The council has been considering the voter-approved plan to change the council's configuration since O'Malley introduced it Jan. 27. A referendum approved in November replaces the city's six three-member districts with 14 single-member districts. The council and the mayor opposed the plan from the start.

"This is not a process we created," said Councilwoman Stephanie C. Rawlings Blake, co-chairwoman of the council's redistricting committee. "We tried to make the best of a bad situation."

The council held two public hearings last month and heard from several communities. The minor changes approved last night accommodate the request of Harlem Park activists by moving the neighborhood into the new District 11. Part of that west-side community would reside in District 9 under the mayor's plan.

Three other west-side neighborhoods, Windsor Hills, Garwyn Oaks and West Forest Park, would swap places with Medfield and Woodberry to keep each group in one district.

Each of the city's new districts includes about 46,500 people.

Blake said no other such shifts could have been made to accommodate requests from other neighborhoods because the population in the city's eastern half is more spread out.

"Unless we started from scratch, there was nothing we could do on the east side of the city," Blake said. "There was no wiggle room."

Three council members vehemently disagreed.
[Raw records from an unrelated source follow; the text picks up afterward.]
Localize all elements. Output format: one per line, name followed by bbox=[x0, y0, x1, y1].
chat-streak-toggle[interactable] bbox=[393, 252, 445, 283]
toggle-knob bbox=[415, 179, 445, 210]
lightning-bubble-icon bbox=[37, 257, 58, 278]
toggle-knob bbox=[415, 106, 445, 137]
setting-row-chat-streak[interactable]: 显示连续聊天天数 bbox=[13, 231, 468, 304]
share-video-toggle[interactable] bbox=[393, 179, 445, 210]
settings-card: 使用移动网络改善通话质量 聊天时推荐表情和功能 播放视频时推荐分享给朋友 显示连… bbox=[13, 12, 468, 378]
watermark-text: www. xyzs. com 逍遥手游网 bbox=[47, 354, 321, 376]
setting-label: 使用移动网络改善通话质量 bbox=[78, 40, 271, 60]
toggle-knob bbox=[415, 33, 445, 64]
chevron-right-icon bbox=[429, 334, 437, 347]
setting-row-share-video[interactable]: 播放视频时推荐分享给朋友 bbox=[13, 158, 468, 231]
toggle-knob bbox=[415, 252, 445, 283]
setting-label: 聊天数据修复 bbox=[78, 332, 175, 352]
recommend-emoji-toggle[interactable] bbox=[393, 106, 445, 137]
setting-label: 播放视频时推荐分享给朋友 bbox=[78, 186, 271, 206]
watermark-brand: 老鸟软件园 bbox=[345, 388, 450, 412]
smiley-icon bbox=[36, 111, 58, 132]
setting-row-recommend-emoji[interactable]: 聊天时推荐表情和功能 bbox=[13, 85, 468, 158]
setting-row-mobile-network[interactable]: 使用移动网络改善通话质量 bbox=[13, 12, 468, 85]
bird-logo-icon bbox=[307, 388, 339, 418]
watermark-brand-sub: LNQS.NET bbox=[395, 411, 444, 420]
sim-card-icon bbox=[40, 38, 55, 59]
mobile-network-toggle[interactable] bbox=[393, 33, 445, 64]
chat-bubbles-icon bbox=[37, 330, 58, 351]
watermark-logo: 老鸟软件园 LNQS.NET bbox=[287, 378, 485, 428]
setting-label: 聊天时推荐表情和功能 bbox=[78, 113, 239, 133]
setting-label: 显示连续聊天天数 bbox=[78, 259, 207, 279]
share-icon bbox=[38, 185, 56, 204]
Garey, Lisa Joi Stancil and John L. Cain said Blake and her committee should have held work sessions to ask other council members what they wanted to change on the map.

Blake and her co-chairwoman, Councilwoman Paula Johnson Branch, said council members have had nearly two months to study the map and suggest changes within their communities.

"It is incumbent upon you to bring it to our attention," Blake told Cain. "You brought a problem, not a solution."

Council President Sheila Dixon said she had asked council members to express their concerns regarding the map to her.

"No one came to the table and said anything," Dixon said.

Many council members said they did not bother to offer amendments because they assumed that the mayor had enough votes to pass his map.

Garey said unless all changes could be made then none should be approved.

"Don't give me a hard time," Blake said. Garey retorted: "You have no idea of how much of a hard time I can give you."

An exasperated Blake replied: "It's not perfect, but we're trying."